Dans un film que j'ai vu récemment, il y avait un dialogue qui m'a beaucoup plu: "On ne peut pas acheter le bonheur avec de l'argent, mais on peut éviter d'être malheureux". Je suis assez d'accord avec cette assertion. Je pense que la majorité des gens qui touchent au trafic de drogue dans la vie réelle sont au bord du précipice et font ce pari malsain pour s'en sortir. Ils ne pensent même pas au bonheur quand ils se lancent dans le trafic, mais à leur survie. Finalement, ce milieu entraînera leur chute, mais au départ ils y pénètrent par espoir. C'est cette illusion d'une possible vie nouvelle qui les attire.

Isamu Higata semble pris dans un engrenage sans fin. Comment peut-il s'en sortir et à quel prix ?

Est-ce qu'un humain qui est tombé dans les tréfonds de l'obscurité peut en sortir et remonter à la surface ? Peut-il retourner à sa vie d'avant et vivre dignement ? Mais avant de pouvoir répondre à cette question, qu'est-ce que c'est que "vivre dignement" en Mandchourie, dans le chaos de la guerre ? Que devra sacrifier Isamu pour expier ses crimes ? Il faut absolument lire la fin du manga pour avoir ces réponses (rires).

Vous êtes-vous inspiré de la série TV Breaking Bad ?

Bien sûr, j'adore cette série. Mais la vision de la vie et le caractère de ses protagonistes sont déjà connus. Il m'a donc fallu adopter une direction complètement différente.

Votre pseudo sur Twitter est un hommage à Kevin Bacon. Quel est votre film préféré avec cet acteur ?

C'est difficile d'en choisir un seul. J'aime bien quand il joue dans Footloose, mais je l'aime aussi en second rôle comme dans Mystic River, Patriot Day ou X-Men, où il incarne un méchant. Si je ne devais garder qu'un seul rôle, ce serait celui de Sean Devine dans Mystic River.

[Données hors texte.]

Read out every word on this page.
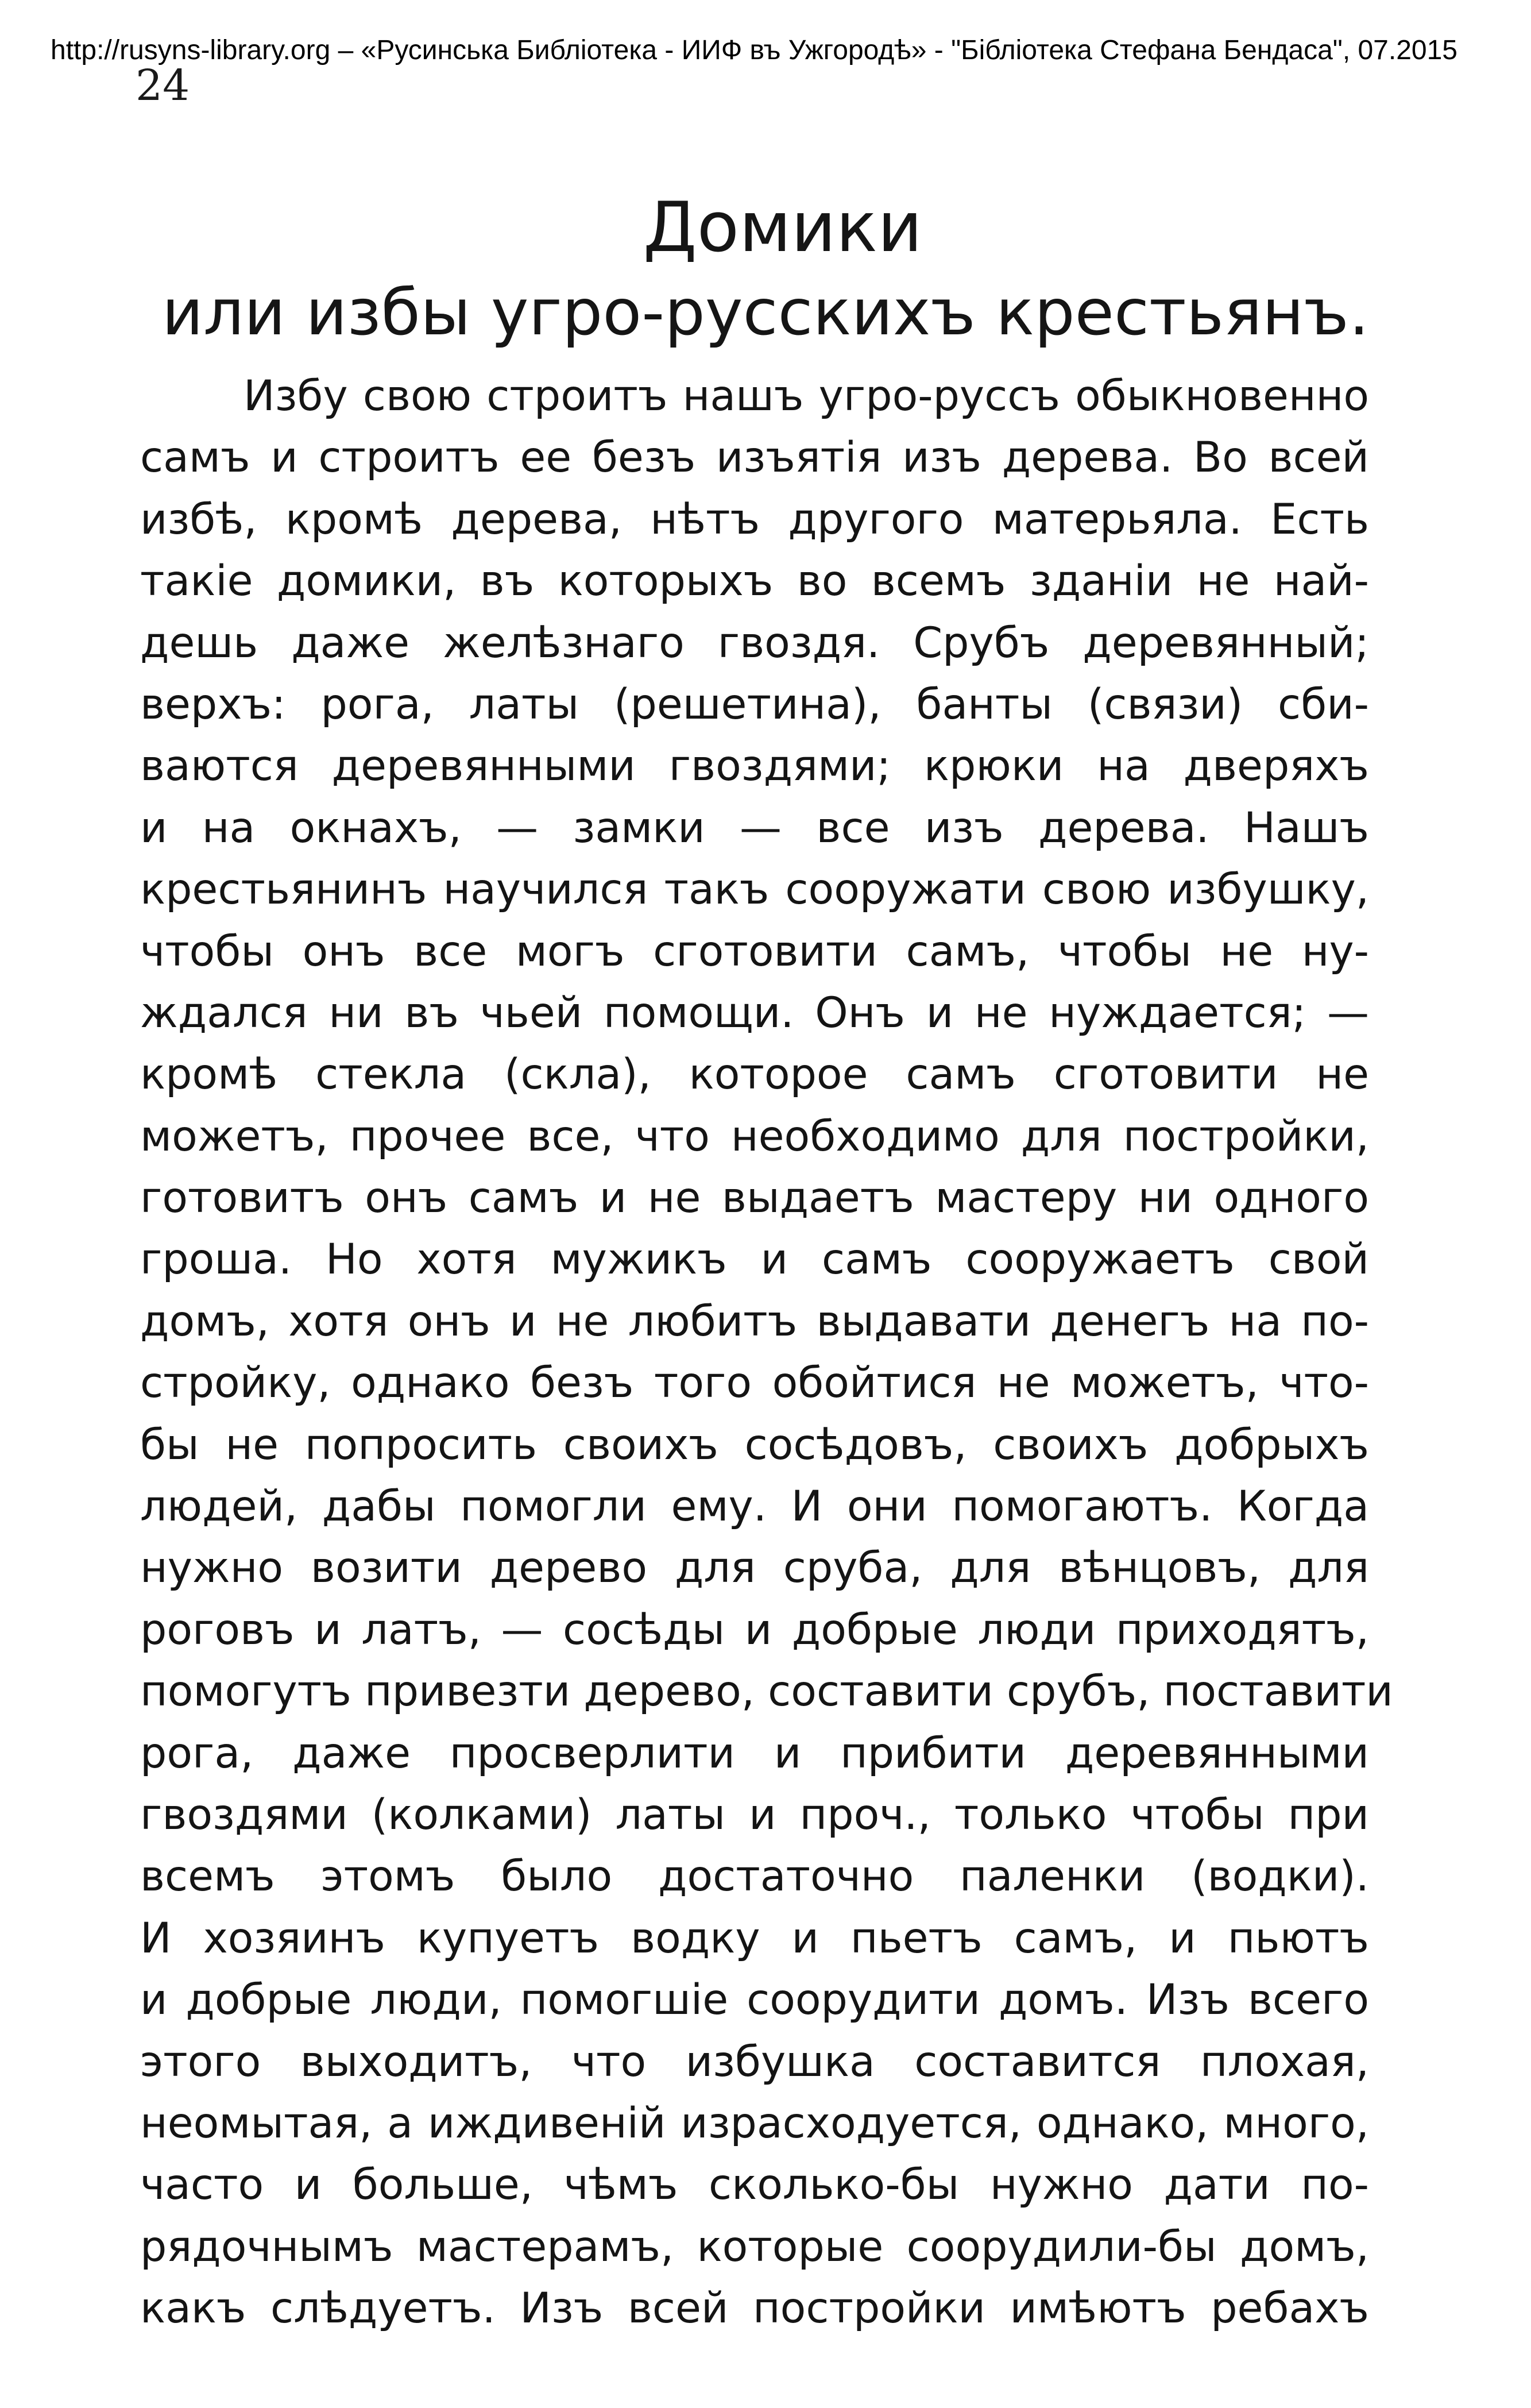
http://rusyns-library.org – «Русинська Библіотека - ИИФ въ Ужгородѣ» - "Бібліотека Стефана Бендаса", 07.2015
24
Домики
или избы угро-русскихъ крестьянъ.
Избу свою строитъ нашъ угро-руссъ обыкновенно
самъ и строитъ ее безъ изъятія изъ дерева. Во всей
избѣ, кромѣ дерева, нѣтъ другого матерьяла. Есть
такіе домики, въ которыхъ во всемъ зданіи не най-
дешь даже желѣзнаго гвоздя. Срубъ деревянный;
верхъ: рога, латы (решетина), банты (связи) сби-
ваются деревянными гвоздями; крюки на дверяхъ
и на окнахъ, — замки — все изъ дерева. Нашъ
крестьянинъ научился такъ сооружати свою избушку,
чтобы онъ все могъ сготовити самъ, чтобы не ну-
ждался ни въ чьей помощи. Онъ и не нуждается; —
кромѣ стекла (скла), которое самъ сготовити не
можетъ, прочее все, что необходимо для постройки,
готовитъ онъ самъ и не выдаетъ мастеру ни одного
гроша. Но хотя мужикъ и самъ сооружаетъ свой
домъ, хотя онъ и не любитъ выдавати денегъ на по-
стройку, однако безъ того обойтися не можетъ, что-
бы не попросить своихъ сосѣдовъ, своихъ добрыхъ
людей, дабы помогли ему. И они помогаютъ. Когда
нужно возити дерево для сруба, для вѣнцовъ, для
роговъ и латъ, — сосѣды и добрые люди приходятъ,
помогутъ привезти дерево, составити срубъ, поставити
рога, даже просверлити и прибити деревянными
гвоздями (колками) латы и проч., только чтобы при
всемъ этомъ было достаточно паленки (водки).
И хозяинъ купуетъ водку и пьетъ самъ, и пьютъ
и добрые люди, помогшіе соорудити домъ. Изъ всего
этого выходитъ, что избушка составится плохая,
неомытая, а иждивеній израсходуется, однако, много,
часто и больше, чѣмъ сколько-бы нужно дати по-
рядочнымъ мастерамъ, которые соорудили-бы домъ,
какъ слѣдуетъ. Изъ всей постройки имѣютъ ребахъ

Shikako, dessinateur : " Quand je définis la composition d'une scène, j'essaye de la visualiser sous tous les angles, à 360°"

Vous avez changé de pseudo d'artiste entre votre précédente série (Full Drum) et Manchuria Opium Squad. Pourquoi ?

J'ai toujours aimé l'idée d'avoir un nom de plume, et aussi je me suis rendu compte du risque d'être un mangaka avec son vrai nom. Changer de nom et passer à un pseudonyme était aussi l'occasion de changer complètement d'état d'esprit par rapport à Full Drum, mon précédent manga. Mais mon éditeur a dévoilé le lien lors de la publication de la série, alors c'était peut-être un changement futile…

Qu'est-ce qui est le plus difficile à illustrer et mettre en scène, les scènes d'action sportives ou bien les crimes urbains ?
Dans le sport, l'action est axée sur le mouvement des personnages, cela donne beaucoup de contraintes pour mettre en avant les expressions des personnages. Avec Manchuria Opium Squad, j'ai beaucoup plus de liberté. C'est très plaisant.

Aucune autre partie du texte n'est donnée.